2026-07-16 · view entry permalink →
TELEPUZ — a modular Windows RAT/MaaS spread through ClickFix→Vidar chains, executing syscalls from patched trusted DLLs
Elastic Security Labs is tracking TELEPUZ, a full-featured, fast-evolving modular Windows RAT active since late April 2026 and, on Elastic's telemetry, a likely malware-as-a-service given the daily volume of new builds uploaded to VirusTotal (Elastic Security Labs, 2026-07-16). Delivery runs through a ClickFix social-engineering lure that pastes a PowerShell one-liner into the Run dialog, which downloads a Go variant of the Vidar stealer; Vidar then fetches a small stager (install.exe) that loads the main payload — a 64-bit DLL executed via rundll32 from domain-rotating staging infrastructure (Elastic Security Labs, 2026-07-16).
The payload's headline evasion is an indirect-syscall engine: it maps a fresh copy of ntdll.dll, parses syscall numbers from its export table, then patches the .text section of a randomly chosen legitimate DLL (dfscli.dll, davhlpr.dll, msdtclog.dll, dsrole.dll or secur32.dll) with syscall trampolines so calls execute from inside a trusted-looking module, defeating user-mode API hooking and ETW (Elastic Security Labs, 2026-07-16).
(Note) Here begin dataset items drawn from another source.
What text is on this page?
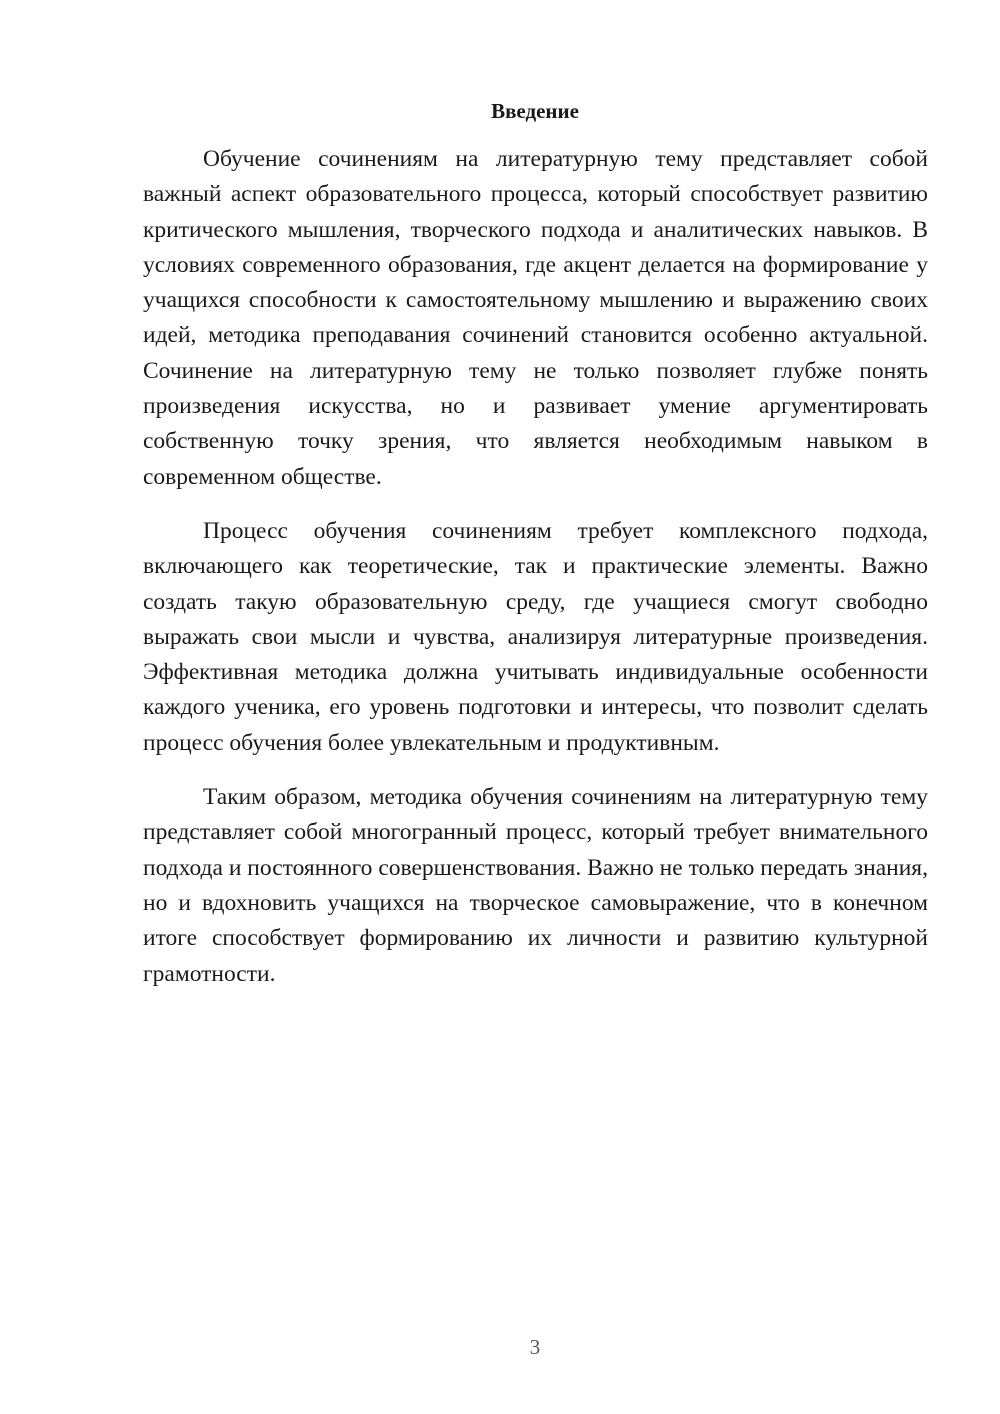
Введение

Обучение сочинениям на литературную тему представляет собой важный аспект образовательного процесса, который способствует развитию критического мышления, творческого подхода и аналитических навыков. В условиях современного образования, где акцент делается на формирование у учащихся способности к самостоятельному мышлению и выражению своих идей, методика преподавания сочинений становится особенно актуальной. Сочинение на литературную тему не только позволяет глубже понять произведения искусства, но и развивает умение аргументировать собственную точку зрения, что является необходимым навыком в современном обществе.

Процесс обучения сочинениям требует комплексного подхода, включающего как теоретические, так и практические элементы. Важно создать такую образовательную среду, где учащиеся смогут свободно выражать свои мысли и чувства, анализируя литературные произведения. Эффективная методика должна учитывать индивидуальные особенности каждого ученика, его уровень подготовки и интересы, что позволит сделать процесс обучения более увлекательным и продуктивным.

Таким образом, методика обучения сочинениям на литературную тему представляет собой многогранный процесс, который требует внимательного подхода и постоянного совершенствования. Важно не только передать знания, но и вдохновить учащихся на творческое самовыражение, что в конечном итоге способствует формированию их личности и развитию культурной грамотности.

3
It additionally patches AMSI/ETW to neutered return values, unhooks NTDLL, reflectively loads modules and runs downloaded PEs via process hollowing, escalates through two UAC-bypass techniques and SYSTEM token theft, and persists as a service named CipherAllocator. Command-and-control runs over WebSocket (optionally SChannel TLS) at a /cdn/health?sid= URI, with four fallback address-discovery channels — a Telegram channel bio, a Steam profile, a DNS TXT record and a Polygon smart-contract call (also a kill switch). Modules include a keylogger, an infostealer with a Chrome App-Bound-Encryption cookie helper, and a browser web-injection module that uses Chrome DevTools Protocol / Firefox WebDriver BiDi (not code injection) to swap IBAN/amount fields in banking web forms; the malware also runs anti-analysis checks — debugger evasion (ProcessDebugPort/ThreadHideFromDebugger) and sandbox/host geofencing on CIS country, sandbox hostnames and usernames.
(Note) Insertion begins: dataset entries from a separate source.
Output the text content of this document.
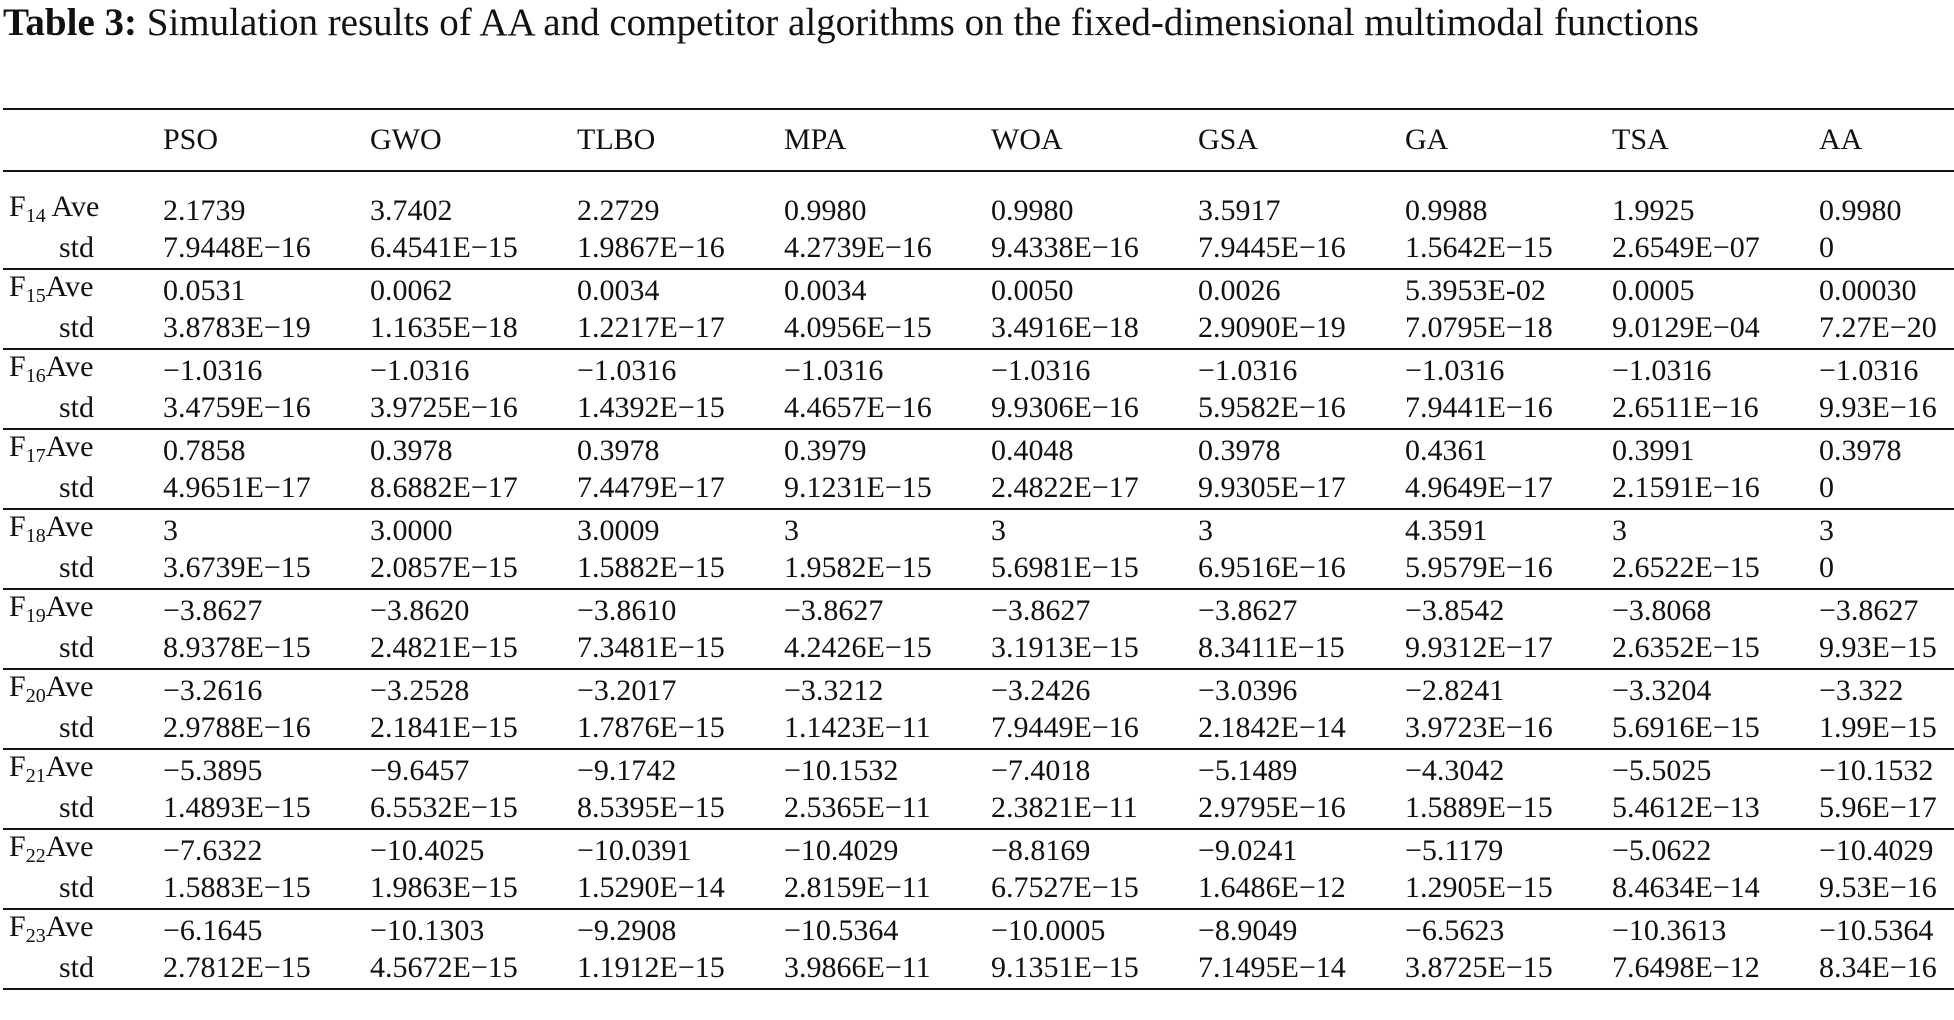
Table 3: Simulation results of AA and competitor algorithms on the fixed-dimensional multimodal functions
	PSO	GWO	TLBO	MPA	WOA	GSA	GA	TSA	AA

$F_{14}$ Ave	2.1739	3.7402	2.2729	0.9980	0.9980	3.5917	0.9988	1.9925	0.9980
std	7.9448E−16	6.4541E−15	1.9867E−16	4.2739E−16	9.4338E−16	7.9445E−16	1.5642E−15	2.6549E−07	0
$F_{15}Ave$	0.0531	0.0062	0.0034	0.0034	0.0050	0.0026	5.3953E-02	0.0005	0.00030
std	3.8783E−19	1.1635E−18	1.2217E−17	4.0956E−15	3.4916E−18	2.9090E−19	7.0795E−18	9.0129E−04	7.27E−20
$F_{16}Ave$	−1.0316	−1.0316	−1.0316	−1.0316	−1.0316	−1.0316	−1.0316	−1.0316	−1.0316
std	3.4759E−16	3.9725E−16	1.4392E−15	4.4657E−16	9.9306E−16	5.9582E−16	7.9441E−16	2.6511E−16	9.93E−16
$F_{17}Ave$	0.7858	0.3978	0.3978	0.3979	0.4048	0.3978	0.4361	0.3991	0.3978
std	4.9651E−17	8.6882E−17	7.4479E−17	9.1231E−15	2.4822E−17	9.9305E−17	4.9649E−17	2.1591E−16	0
$F_{18}Ave$	3	3.0000	3.0009	3	3	3	4.3591	3	3
std	3.6739E−15	2.0857E−15	1.5882E−15	1.9582E−15	5.6981E−15	6.9516E−16	5.9579E−16	2.6522E−15	0
$F_{19}Ave$	−3.8627	−3.8620	−3.8610	−3.8627	−3.8627	−3.8627	−3.8542	−3.8068	−3.8627
std	8.9378E−15	2.4821E−15	7.3481E−15	4.2426E−15	3.1913E−15	8.3411E−15	9.9312E−17	2.6352E−15	9.93E−15
$F_{20}Ave$	−3.2616	−3.2528	−3.2017	−3.3212	−3.2426	−3.0396	−2.8241	−3.3204	−3.322
std	2.9788E−16	2.1841E−15	1.7876E−15	1.1423E−11	7.9449E−16	2.1842E−14	3.9723E−16	5.6916E−15	1.99E−15
$F_{21}Ave$	−5.3895	−9.6457	−9.1742	−10.1532	−7.4018	−5.1489	−4.3042	−5.5025	−10.1532
std	1.4893E−15	6.5532E−15	8.5395E−15	2.5365E−11	2.3821E−11	2.9795E−16	1.5889E−15	5.4612E−13	5.96E−17
$F_{22}Ave$	−7.6322	−10.4025	−10.0391	−10.4029	−8.8169	−9.0241	−5.1179	−5.0622	−10.4029
std	1.5883E−15	1.9863E−15	1.5290E−14	2.8159E−11	6.7527E−15	1.6486E−12	1.2905E−15	8.4634E−14	9.53E−16
$F_{23}Ave$	−6.1645	−10.1303	−9.2908	−10.5364	−10.0005	−8.9049	−6.5623	−10.3613	−10.5364
std	2.7812E−15	4.5672E−15	1.1912E−15	3.9866E−11	9.1351E−15	7.1495E−14	3.8725E−15	7.6498E−12	8.34E−16
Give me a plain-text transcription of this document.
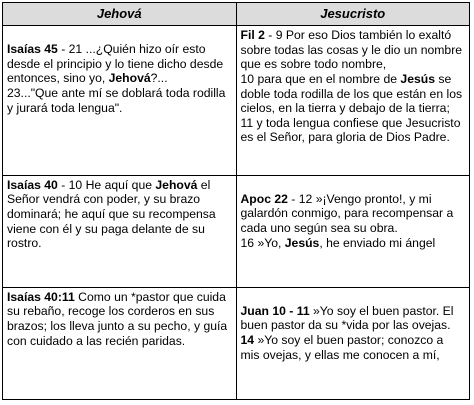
Jehová	Jesucristo

Isaías 45 - 21 ...¿Quién hizo oír esto desde el principio y lo tiene dicho desde entonces, sino yo, Jehová?...
23..."Que ante mí se doblará toda rodilla y jurará toda lengua".	Fil 2 - 9 Por eso Dios también lo exaltó sobre todas las cosas y le dio un nombre que es sobre todo nombre,
10 para que en el nombre de Jesús se doble toda rodilla de los que están en los cielos, en la tierra y debajo de la tierra; 11 y toda lengua confiese que Jesucristo es el Señor, para gloria de Dios Padre.

Isaías 40 - 10 He aquí que Jehová el Señor vendrá con poder, y su brazo dominará; he aquí que su recompensa viene con él y su paga delante de su rostro.	Apoc 22 - 12 »¡Vengo pronto!, y mi galardón conmigo, para recompensar a cada uno según sea su obra.
16 »Yo, Jesús, he enviado mi ángel

Isaías 40:11 Como un *pastor que cuida su rebaño, recoge los corderos en sus brazos; los lleva junto a su pecho, y guía con cuidado a las recién paridas.	Juan 10 - 11 »Yo soy el buen pastor. El buen pastor da su *vida por las ovejas.
14 »Yo soy el buen pastor; conozco a mis ovejas, y ellas me conocen a mí,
Given the significant number of builds uploaded to VirusTotal daily, it is likely that we are dealing with a MaaS.
Finally, the malware selects a random library from a set of standard libraries (dfscli.dll, davhlpr.dll, msdtclog.dll, dsrole.dll, and secur32.dll) and loads it via LoadLibrary. It then patches the library's .text section with the previously generated trampolines, so indirect syscalls are now executed from this location.